Is Kate Middleton Overshadowing The Queen During Her Jubilee?

    She wore a muted dress to the Jubilee festivities today, following criticism of the bright red dress she wore for the Jubilee boat appearance over the weekend. Is she trying to be more demure?

    Kate Middleton, the Duchess of Cambridge, arrived to today's Jubilee festivities wearing a simple off-white lace dress. Was this an exhibition of sartorial humility in the wake of what some argued was the Duchess of Cambridge's first dressgate? On Saturday she wore a bright red Alexander McQueen dress and festive matching fascinator (not the biggest she's worn, but lopsided and hat-y enough to give pause) to the Thames River Pageant, which the Daily Mail's Amanda Platell argued overshadowed Queen Elizabeth II:

    While the rest of the royal party sensibly opted for a muted palette, determined not to outshine the woman at the centre of it all, the Duchess of Cambridge opted for a scarlet dress so bold and bright it just screamed: ‘Look at me!’

    Platell noted that the sleeveless version of that red dress by McQueen, the label that made her globally praised wedding dress, has been worn by especially attention-seeking celebrities including Kim Kardashian and X Factor judge Tulisa Contostavlos.
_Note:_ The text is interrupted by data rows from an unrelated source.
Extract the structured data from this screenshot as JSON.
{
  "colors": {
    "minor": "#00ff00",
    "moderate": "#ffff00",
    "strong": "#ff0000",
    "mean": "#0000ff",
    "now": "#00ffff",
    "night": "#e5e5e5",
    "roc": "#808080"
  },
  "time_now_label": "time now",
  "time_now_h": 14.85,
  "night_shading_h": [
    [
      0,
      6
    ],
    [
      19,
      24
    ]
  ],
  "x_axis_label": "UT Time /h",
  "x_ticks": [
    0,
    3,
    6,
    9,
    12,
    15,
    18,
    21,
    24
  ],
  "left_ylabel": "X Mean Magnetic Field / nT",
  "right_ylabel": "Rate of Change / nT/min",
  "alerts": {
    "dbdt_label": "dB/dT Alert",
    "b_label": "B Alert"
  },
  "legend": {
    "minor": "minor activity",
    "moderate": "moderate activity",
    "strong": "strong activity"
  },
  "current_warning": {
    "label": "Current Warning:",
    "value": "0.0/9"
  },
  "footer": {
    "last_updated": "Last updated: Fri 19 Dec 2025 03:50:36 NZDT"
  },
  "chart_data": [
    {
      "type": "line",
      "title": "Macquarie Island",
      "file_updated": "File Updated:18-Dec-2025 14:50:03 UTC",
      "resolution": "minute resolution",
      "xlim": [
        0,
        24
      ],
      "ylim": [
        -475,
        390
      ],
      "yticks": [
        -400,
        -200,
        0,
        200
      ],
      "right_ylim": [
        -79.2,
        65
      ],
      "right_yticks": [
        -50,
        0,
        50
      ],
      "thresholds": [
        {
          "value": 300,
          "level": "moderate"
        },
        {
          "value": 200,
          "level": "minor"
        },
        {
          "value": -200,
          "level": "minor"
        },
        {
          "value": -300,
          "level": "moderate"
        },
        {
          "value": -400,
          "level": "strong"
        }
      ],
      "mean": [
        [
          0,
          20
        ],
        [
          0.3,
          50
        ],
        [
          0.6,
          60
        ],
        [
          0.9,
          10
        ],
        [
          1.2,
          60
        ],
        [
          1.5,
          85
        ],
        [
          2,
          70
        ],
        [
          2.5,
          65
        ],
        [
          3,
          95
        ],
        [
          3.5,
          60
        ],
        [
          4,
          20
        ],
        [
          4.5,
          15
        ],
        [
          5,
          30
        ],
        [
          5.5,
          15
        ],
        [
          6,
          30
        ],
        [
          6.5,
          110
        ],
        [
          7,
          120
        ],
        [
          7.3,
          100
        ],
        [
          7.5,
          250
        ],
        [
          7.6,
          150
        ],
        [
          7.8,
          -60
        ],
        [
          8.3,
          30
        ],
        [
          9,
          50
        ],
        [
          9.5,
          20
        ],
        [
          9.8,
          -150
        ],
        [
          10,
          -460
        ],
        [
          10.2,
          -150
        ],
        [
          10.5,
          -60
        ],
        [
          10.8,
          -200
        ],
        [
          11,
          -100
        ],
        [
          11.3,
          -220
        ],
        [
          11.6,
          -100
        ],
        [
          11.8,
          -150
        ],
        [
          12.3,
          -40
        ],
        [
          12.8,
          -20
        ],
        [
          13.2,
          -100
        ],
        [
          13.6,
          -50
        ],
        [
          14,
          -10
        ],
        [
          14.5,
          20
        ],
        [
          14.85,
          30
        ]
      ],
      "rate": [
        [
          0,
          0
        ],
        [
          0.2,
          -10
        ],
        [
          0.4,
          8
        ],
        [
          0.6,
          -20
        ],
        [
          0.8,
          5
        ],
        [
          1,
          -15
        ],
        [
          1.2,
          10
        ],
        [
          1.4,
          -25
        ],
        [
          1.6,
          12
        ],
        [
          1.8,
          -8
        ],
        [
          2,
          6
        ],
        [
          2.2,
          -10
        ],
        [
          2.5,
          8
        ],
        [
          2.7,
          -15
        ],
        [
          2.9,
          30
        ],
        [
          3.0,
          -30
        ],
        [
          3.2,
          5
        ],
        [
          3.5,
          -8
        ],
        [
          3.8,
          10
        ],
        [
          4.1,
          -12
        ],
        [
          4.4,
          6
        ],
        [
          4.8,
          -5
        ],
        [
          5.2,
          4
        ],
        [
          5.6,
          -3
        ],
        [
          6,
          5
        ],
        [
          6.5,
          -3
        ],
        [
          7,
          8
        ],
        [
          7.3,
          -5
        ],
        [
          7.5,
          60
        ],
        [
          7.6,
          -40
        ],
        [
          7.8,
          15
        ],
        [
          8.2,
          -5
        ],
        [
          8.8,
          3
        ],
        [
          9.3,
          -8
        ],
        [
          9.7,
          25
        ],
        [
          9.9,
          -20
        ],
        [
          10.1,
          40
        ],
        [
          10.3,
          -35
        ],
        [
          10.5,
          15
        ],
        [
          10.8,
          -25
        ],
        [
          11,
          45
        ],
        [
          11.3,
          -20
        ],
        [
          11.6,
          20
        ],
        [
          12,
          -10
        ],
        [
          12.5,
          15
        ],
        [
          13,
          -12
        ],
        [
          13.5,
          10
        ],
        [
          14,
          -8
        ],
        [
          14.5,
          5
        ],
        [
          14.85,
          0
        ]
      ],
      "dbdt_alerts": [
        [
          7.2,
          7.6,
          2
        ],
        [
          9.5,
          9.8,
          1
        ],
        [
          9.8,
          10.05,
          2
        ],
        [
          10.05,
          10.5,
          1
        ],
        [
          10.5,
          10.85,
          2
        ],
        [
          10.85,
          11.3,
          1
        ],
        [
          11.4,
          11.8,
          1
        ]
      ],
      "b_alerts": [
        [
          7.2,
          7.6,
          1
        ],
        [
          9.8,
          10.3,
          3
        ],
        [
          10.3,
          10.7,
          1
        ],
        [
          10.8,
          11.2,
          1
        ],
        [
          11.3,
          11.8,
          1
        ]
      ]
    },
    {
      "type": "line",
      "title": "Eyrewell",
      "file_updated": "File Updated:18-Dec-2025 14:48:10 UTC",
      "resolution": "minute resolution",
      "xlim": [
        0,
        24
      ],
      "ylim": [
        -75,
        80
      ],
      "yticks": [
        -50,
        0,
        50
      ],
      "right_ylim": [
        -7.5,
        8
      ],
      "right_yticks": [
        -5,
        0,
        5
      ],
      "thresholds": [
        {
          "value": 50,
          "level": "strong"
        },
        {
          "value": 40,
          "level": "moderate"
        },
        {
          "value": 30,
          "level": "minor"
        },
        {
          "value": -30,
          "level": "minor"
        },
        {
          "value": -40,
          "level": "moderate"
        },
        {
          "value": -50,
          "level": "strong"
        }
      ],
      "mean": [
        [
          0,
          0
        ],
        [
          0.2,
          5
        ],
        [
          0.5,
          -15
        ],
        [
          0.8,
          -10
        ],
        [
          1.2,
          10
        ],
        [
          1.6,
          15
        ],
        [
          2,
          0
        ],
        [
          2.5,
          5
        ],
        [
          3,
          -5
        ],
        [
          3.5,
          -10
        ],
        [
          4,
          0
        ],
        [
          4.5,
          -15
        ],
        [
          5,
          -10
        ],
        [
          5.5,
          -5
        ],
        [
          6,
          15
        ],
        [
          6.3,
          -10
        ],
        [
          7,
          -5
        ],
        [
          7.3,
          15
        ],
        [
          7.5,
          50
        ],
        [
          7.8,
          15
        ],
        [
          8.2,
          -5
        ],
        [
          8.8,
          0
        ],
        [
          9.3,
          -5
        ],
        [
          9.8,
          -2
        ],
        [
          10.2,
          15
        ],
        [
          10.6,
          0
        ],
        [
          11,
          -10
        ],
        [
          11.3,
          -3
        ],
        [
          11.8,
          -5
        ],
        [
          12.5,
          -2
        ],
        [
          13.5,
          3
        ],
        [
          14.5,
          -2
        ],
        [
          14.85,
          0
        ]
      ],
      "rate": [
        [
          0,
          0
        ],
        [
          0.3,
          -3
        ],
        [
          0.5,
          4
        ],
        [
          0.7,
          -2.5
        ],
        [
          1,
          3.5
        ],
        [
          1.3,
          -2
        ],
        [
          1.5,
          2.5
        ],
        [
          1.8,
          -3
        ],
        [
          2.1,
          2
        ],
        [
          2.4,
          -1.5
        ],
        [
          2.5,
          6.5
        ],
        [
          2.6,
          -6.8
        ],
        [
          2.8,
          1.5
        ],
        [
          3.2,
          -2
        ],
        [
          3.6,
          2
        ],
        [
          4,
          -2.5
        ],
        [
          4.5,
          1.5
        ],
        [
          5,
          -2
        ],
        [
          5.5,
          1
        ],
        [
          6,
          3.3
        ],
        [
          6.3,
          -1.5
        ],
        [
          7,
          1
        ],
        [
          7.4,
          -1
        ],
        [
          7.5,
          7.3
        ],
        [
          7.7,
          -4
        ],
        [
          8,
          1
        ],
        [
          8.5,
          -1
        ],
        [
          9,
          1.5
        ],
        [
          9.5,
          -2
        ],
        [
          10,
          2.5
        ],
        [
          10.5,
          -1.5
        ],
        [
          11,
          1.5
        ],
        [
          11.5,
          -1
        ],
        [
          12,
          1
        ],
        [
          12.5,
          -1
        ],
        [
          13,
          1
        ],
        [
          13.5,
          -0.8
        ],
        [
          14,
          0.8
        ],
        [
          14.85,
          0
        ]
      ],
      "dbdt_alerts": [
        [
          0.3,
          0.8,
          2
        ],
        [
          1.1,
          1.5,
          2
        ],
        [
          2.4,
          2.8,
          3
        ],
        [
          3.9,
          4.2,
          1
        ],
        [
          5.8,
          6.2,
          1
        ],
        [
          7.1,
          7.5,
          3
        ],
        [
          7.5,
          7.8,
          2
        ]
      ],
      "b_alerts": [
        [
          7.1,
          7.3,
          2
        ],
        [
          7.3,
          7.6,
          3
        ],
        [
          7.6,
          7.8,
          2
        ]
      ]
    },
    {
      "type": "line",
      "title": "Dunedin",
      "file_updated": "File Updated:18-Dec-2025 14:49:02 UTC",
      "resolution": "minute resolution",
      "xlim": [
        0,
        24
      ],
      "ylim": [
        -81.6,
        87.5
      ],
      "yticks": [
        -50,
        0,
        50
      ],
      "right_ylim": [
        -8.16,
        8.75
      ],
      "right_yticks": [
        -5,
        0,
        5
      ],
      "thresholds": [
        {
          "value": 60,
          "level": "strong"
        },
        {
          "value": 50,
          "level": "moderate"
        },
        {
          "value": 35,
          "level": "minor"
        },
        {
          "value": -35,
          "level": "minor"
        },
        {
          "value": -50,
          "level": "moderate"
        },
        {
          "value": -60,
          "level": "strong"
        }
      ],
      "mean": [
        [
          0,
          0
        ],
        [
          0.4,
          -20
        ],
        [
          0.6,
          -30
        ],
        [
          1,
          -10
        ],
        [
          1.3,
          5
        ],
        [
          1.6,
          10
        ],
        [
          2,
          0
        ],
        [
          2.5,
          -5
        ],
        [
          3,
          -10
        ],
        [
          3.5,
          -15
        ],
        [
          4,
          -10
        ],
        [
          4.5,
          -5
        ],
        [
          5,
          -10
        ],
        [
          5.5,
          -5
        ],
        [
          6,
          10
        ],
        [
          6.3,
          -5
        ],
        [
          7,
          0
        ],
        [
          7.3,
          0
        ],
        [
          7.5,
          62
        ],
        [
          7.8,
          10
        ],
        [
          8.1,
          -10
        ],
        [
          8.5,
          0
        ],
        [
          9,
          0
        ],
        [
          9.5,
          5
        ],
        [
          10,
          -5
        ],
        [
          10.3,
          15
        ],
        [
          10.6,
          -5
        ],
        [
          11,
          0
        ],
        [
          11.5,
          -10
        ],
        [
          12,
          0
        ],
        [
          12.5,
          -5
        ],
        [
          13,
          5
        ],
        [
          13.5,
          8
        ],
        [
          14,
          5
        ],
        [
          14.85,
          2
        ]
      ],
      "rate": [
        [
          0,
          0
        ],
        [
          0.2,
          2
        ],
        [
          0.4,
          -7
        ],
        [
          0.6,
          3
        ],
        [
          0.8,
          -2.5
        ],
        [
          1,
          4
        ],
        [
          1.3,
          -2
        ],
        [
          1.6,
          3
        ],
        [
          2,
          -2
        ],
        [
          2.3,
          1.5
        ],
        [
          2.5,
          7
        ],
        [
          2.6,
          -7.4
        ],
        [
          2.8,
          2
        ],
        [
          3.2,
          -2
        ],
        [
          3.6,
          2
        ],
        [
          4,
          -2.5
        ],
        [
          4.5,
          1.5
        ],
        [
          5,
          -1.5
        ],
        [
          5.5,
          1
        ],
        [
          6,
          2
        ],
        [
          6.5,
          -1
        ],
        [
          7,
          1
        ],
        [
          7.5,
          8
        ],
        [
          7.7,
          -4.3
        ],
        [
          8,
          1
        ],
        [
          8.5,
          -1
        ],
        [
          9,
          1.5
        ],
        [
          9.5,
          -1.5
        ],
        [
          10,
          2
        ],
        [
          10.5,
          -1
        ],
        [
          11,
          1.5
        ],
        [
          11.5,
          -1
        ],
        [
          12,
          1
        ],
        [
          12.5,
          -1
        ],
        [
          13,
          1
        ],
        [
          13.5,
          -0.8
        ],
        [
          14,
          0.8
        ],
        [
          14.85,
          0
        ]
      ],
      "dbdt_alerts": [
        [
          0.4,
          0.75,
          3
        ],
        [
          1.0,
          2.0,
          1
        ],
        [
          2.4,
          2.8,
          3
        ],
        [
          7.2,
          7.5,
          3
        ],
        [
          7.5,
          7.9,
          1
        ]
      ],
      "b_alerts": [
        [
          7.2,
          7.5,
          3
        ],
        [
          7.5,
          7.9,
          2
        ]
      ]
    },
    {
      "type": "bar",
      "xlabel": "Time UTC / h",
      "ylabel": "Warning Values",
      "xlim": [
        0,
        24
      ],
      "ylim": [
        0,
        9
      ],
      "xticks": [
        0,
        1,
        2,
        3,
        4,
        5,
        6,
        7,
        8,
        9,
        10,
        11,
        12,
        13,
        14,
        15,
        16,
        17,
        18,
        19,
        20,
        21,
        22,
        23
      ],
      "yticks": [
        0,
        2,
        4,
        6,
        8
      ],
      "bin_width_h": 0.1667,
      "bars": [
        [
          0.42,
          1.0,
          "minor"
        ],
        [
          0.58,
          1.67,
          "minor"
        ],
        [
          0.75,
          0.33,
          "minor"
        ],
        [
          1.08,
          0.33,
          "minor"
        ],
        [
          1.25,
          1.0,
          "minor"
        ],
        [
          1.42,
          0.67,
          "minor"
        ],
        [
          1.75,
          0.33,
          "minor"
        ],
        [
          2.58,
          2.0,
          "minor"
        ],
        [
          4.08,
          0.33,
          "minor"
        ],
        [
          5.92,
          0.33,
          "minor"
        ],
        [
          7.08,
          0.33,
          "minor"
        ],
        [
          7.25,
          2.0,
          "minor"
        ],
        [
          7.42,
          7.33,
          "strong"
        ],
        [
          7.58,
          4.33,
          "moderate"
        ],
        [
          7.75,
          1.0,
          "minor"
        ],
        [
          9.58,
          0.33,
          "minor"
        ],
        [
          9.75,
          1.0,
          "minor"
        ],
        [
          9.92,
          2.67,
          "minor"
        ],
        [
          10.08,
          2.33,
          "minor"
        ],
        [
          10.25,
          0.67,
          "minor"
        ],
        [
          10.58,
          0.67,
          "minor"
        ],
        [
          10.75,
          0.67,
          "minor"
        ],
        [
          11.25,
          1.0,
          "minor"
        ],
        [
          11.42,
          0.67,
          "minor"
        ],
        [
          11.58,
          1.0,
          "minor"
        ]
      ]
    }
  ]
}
    Kate's in a difficult position because she's the most obsessed-over woman in the world so wherever she goes and whatever she does people are going to pay attention to her more than anyone else. So at an event like the Jubilee, which belongs to the Queen and should be about her above all else, she has to figure out how to disappear as much as possible without looking dowdy or bad — or too thin or too fat or any of those other "toos" the tabloids constantly accuse celebrity women of being. And she has to look festive and excited about everything going on — but not like she's thinking about herself. So really, when it's that easy, how dare she mess this up? Today, she blended in more:

    And at the Diamond Jubilee concert over the weekend, the flashiest thing Kate did was wave a little British flag.

    See? It's almost difficult, even, to spot Kate in this photo of the concert crowd, she looks so blasé and off-to-the-side.

    Yet Jubilee fans are surely just as excited about seeing Kate as the Queen. Her cardboard face cut-out has landed on potted plants with the same sense of importance, anyway:

    And I'm willing to bet even the Queen had a hard time stealing attention from all the enormous rainbow that graced her concert.

    Perhaps the real offender wasn't Kate, but Buckingham Palace, which was brazen enough to wear every neon shade from Rihanna's "S&M" video. If this isn't saucily inappropriate, I don't know what is.

    But today, watching the final and grandest of the jubilee festivities, truly belongs to the Queen. You go, Liz.